MKCORPUS PROJECT MKCORPUS PROJECT MKCORPUS PROJECT
MKC Home
 

 

MkCorpus/CorpusPlusBuilder...

Module : Webxref

S. Fleury

01/07/2001

_______________________________________________

1. Lancement du programme webxref (036 et 038):

Ce programme prend en argument plusieurs paramètres (cf infra pour la description des options)

a. Lancement sur un répertoire contenant un site (webxref-Read One Local Web Dir)

Dans la fenêtre de lancement du programme il faut donner :

Dir Input : le chemin du répertoire contenant le répertoire/site web localement aspiré (terminé par /)

Site Name : le nom du répertoire contenant le site à traiter

Dir Output : le chemin du répertoire de sortie (terminé par /)

b. Lancement sur un répertoire contenant des répertoires de site (webxref-Read One Dir of Local Web Dir)

Dans la fenêtre de lancement du programme il faut donner :

Dir Input : le chemin du répertoire contenant les répertoires de sites web localement aspirés (terminé par /)

Dir Output : le chemin du répertoire de sortie (terminé par /)

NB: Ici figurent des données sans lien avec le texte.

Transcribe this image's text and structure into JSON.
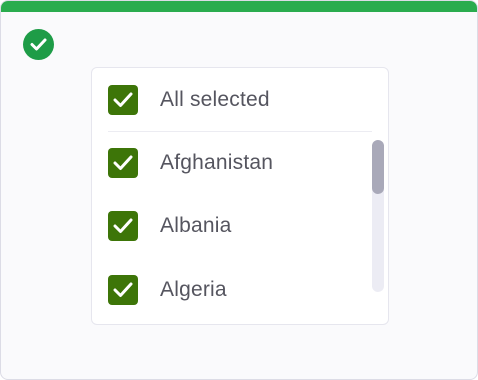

_______________________________________________

2. Lancement des programmes complémentaires (036):

 

 

 

 

 

 

________________________________________________

 

3. Les options disponibles dans le menu Typweb :

WEBXREF 036

1. Read One Local Web Dir (036) : cette option permet d'exécuter webxref sur un répertoire contenant un site web localement aspiré

2. Read Index File (036) : cette option permet d'exécuter webxref sur un répertoire contenant un site web localement aspiré, le site visé est celui qui est associé au fichier préalablement chargé dans la fenêtre d'édition de mkCorpus

WEBXREF 038

1. Read One Local Web Dir (038) : cette option permet d'exécuter webxref sur un répertoire contenant un site web localement aspiré

2. Read One Dir of Local Web Dir (038) : cette option permet d'exécuter webxref sur un répertoire contenant plusieurs sites web localement aspirés

3. Read Index File (038) : cette option permet d'exécuter webxref sur un répertoire contenant un site web localement aspiré, le site visé est celui qui est associé au fichier préalablement chargé dans la fenêtre d'édition de mkCorpus

4. Read One Local Web Dir (038 Unix Lynx) : idem (1) avec sorties Lynx

5. Read One Dir of Local Web Dir (038 Unix Lynx) : idem (2) avec sortie Lynx

6. Read Index File (038 Unix Lynx) : idem (3) avec sortie Lynx

7. Read Local Web Dir (038-homolWin32) : idem (1)

8. Read Index File (038-homolWin32) : idem (2)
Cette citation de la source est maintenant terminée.